MOPEB272

Title

The impact of vorinostat and AGS-004, a dendritic cell-based immunotherapy, on persistent HIV-1 Infection

Presenter

David M. Margolis

Authors

C. Gay^1,2, J.D. Kuruc^1,2, S.D. Falcinelli^1,3, J. Warren³, J.L. Kirchherr¹, K. Sholtis¹, B. Allard¹, E. Stuelke¹, A. Gamble⁴, A. Plachco⁴, I. Tcherapanova⁴, J.J. Eron^1,2, N. Goonetilleke^1,3, M. DeBenedette⁴, C.A. Nicolette⁴, N.M. Archin^1,2, D.M. Margolis^1,2,3

Institutions

¹UNC Chapel Hill HIV Cure Center, Chapel Hill, United States, ²UNC Chapel Hill School of Medicine, Department of Medicine, Chapel Hill, United States, ³UNC Chapel Hill School of Medicine, Department of Microbiology & Immunology, Chapel Hill, United States, ⁴Argos Therapeutics, Durham, United States

Background: Approaches to deplete the reservoir of HIV infection are needed.
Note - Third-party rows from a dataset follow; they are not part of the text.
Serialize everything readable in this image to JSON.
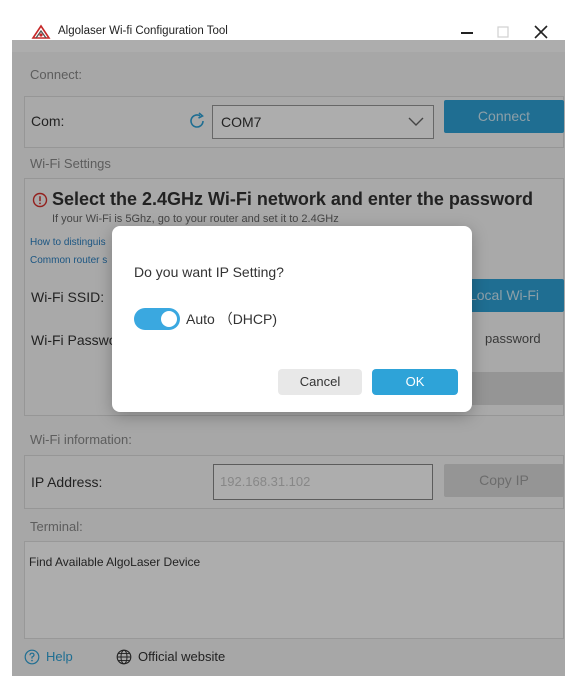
{
  "window": {
    "title": "Algolaser Wi-fi Configuration Tool"
  },
  "connect": {
    "section_label": "Connect:",
    "com_label": "Com:",
    "com_value": "COM7",
    "connect_button": "Connect"
  },
  "wifi_settings": {
    "section_label": "Wi-Fi Settings",
    "warning_title": "Select the 2.4GHz Wi-Fi network and enter the password",
    "warning_subtitle": "If your Wi-Fi is 5Ghz, go to your router and set it to 2.4GHz",
    "link_distinguish": "How to distinguis",
    "link_common_router": "Common router s",
    "ssid_label": "Wi-Fi SSID:",
    "local_wifi_button": "Local Wi-Fi",
    "password_label": "Wi-Fi Passwo",
    "password_hint": "password"
  },
  "wifi_information": {
    "section_label": "Wi-Fi information:",
    "ip_label": "IP Address:",
    "ip_value": "192.168.31.102",
    "copy_ip_button": "Copy IP"
  },
  "terminal": {
    "section_label": "Terminal:",
    "output": "Find Available AlgoLaser Device"
  },
  "footer": {
    "help_label": "Help",
    "website_label": "Official website"
  },
  "dialog": {
    "question": "Do you want IP Setting?",
    "toggle_label": "Auto （DHCP)",
    "toggle_on": true,
    "cancel_label": "Cancel",
    "ok_label": "OK"
  },
  "colors": {
    "accent": "#2ea3d8",
    "warning": "#d9302c",
    "link": "#2a7fc0",
    "toggle": "#3aa8e0"
  },
  "icons": [
    "app-logo-icon",
    "minimize-icon",
    "maximize-icon",
    "close-icon",
    "refresh-icon",
    "chevron-down-icon",
    "warning-icon",
    "help-icon",
    "globe-icon"
  ]
}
We investigated the impact of the combination of the latency reversing agent vorinostat (VOR) and AGS-004, an autologous dendritic cell immunotherapeutic, on the HIV reservoir.
Methods: 13 HIV+ individuals stably suppressed on antiretroviral therapy were screened for increased resting CD4+ T cell-associated HIV RNA (rca-RNA) after VOR exposure in vitro, and then after VOR dosing in vivo. AGS-004 was produced for 5 VOR responders using autologous dendritic cells co-electroporated with RNA expressing autologous HIV antigens and CD40 ligand. AGS-004 was administered every 3 weeks for 4 doses, followed by 10 oral doses of VOR 400 mg every 72 hours. Participants repeated the cycle of AGS-004 and VOR following a rest period. VOR exposure was validated by measuring expression of HDACi-responsive genes in vivo. HIV-specific T cell responses were measured by multiparameter flow cytometry and ELISPOT assays. Low-level HIV viremia was measured bya single-copy assay (SCA). rca-RNA and the frequency of resting CD4+
T-cell infection (RCI) was measured by quantitative viral outgrowth assay at baseline and after each cycle.
Results: No serious treatment-related adverse events were observed. HDACi responsive genes increased (HF10 and IRGM) or decreased (PHF15, PRM10) with VOR dosing. rcaRNA decreased significantly two (VV01 and VV02) participants, and a significant decrease in SCA was observed in VV02. However, unlike other cohorts dosed with AGS-004 HIV-specific T cell responses to the AGS-004 antigen payload increased only in VV02. And no uniform increase was seen in ex vivo ELISPOT to AGS-004-delivered antigens. Finally, there was no reproducible decline of RCI of more than 50% in any participant.
Conclusions: The combination of AGS-004 and VOR was safe and well tolerated. Few participants showed a decrease in rca-HIV RNA, but no substantial impact on the replication competent reservoir was measured. Surprisingly, the induction of HIV-specific immune responses by AGS-004 was marginal and inconsistent across all participants. These results differ from what has been reported for AGS-004 elsewhere. It seems likely that more efficacious antiviral immune interventions and perhaps more effective latency reversal agents must be developed to allow clearance of persistent HIV infection.